From these findings, less than half or 40% of the top executives in the survey were completely relying on their financial data accuracy. For the finance professionals, the percentage was even lower at 32%.

For those executives who trust their finance team, only 27% of the respondents claimed to give their full trust to their experts and their CFOs’ capacity to spot all potential discrepancies while ensuring the accuracy of their reporting.

Several reasons cited for the causes of reporting mistakes were human error (51%), collection and data processing complexity (50%), and many data sources (40%). All these factors contributed to the lack of trust in financial reporting.

In a statement, Mario Spanicciati, BlackLine’s chief strategy officer, noted it is alarming that many companies are lacking the confidence to spot errors and provide accurate reporting.

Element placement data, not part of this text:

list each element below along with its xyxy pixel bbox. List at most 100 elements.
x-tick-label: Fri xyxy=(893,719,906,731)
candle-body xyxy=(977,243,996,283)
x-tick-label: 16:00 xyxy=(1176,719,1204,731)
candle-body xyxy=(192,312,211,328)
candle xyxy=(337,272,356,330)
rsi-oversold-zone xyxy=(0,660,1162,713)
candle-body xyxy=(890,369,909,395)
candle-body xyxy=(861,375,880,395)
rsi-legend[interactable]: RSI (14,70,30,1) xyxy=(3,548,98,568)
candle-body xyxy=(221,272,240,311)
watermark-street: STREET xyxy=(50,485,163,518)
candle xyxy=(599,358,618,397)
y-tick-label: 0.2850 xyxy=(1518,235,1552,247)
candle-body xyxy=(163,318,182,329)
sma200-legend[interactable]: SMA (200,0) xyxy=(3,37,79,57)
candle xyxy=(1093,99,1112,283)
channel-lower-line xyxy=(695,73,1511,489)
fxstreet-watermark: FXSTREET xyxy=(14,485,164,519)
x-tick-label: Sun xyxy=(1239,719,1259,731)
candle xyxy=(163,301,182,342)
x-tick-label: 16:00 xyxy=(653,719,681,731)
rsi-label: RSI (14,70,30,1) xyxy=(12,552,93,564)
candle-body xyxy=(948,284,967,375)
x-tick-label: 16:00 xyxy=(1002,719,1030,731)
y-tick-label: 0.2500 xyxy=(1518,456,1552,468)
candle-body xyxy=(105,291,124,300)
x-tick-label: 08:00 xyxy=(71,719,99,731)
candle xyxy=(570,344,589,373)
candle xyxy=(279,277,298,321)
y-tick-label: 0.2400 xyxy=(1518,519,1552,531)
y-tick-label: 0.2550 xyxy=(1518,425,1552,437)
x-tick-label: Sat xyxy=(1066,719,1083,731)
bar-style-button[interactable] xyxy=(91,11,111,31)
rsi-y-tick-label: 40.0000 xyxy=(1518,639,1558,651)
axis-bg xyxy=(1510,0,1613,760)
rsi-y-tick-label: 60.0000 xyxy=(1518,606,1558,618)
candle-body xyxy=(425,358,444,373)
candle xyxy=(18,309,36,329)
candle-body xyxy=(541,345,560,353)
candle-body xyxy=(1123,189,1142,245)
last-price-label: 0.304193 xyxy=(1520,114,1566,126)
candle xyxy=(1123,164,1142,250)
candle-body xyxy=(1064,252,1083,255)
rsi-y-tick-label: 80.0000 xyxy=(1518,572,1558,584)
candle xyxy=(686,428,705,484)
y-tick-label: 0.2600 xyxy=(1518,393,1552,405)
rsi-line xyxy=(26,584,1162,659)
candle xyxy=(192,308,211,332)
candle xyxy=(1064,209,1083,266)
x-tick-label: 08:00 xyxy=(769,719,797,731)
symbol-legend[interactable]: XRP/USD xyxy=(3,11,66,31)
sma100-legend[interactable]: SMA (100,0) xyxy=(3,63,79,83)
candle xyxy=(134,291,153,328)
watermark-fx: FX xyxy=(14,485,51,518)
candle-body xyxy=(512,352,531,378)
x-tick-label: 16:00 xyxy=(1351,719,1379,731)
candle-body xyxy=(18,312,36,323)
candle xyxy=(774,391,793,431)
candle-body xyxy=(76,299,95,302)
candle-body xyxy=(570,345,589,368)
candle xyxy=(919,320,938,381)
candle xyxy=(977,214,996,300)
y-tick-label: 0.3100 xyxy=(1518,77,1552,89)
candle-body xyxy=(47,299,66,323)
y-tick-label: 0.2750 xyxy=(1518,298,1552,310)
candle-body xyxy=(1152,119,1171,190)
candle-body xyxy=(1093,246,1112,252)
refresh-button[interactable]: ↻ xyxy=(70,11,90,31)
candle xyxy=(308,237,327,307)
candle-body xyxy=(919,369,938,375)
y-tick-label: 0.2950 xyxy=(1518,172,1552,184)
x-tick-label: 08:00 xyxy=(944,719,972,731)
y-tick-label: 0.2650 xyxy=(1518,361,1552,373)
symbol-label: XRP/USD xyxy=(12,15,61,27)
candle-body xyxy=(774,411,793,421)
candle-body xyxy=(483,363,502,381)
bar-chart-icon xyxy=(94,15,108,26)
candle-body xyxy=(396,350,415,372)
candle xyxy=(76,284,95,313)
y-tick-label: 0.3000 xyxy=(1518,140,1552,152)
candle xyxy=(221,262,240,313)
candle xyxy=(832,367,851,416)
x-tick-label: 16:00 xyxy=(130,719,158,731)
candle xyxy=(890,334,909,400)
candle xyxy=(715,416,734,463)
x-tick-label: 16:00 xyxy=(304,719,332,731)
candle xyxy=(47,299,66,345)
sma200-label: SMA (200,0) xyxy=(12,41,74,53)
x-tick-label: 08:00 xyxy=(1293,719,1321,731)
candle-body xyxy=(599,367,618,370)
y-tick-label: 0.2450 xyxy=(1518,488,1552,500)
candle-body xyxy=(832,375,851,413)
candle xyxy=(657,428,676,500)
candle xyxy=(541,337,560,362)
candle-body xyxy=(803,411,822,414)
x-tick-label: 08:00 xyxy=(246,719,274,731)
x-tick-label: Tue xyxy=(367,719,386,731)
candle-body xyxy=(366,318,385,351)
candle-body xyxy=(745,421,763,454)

He stressed the high incidences of misreporting scandals in the headlines could simply be the tip of the iceberg reflecting a bigger problem within the financial industry.

He added, apparently, the reporting errors are very common. There is a huge possibility that many other inaccurate reports are sent unnoticed within the organisations.

The survey highlighted that 62% of Singaporean respondents noted that some of the firms they have worked with had to recompute their earnings brought by errors in the financial data that were unidentified before being reported.

BlackLine noted most global organisations are continuously tracing their financial errors in their accounts.

The software provider added among the 22% of the total cases, the C-suite respondents take 10 days of review per month to track errors and do necessary modifications in their financial reports. This means a waste of 120 days annually simply on checking inaccuracies and mistakes in the company’s records.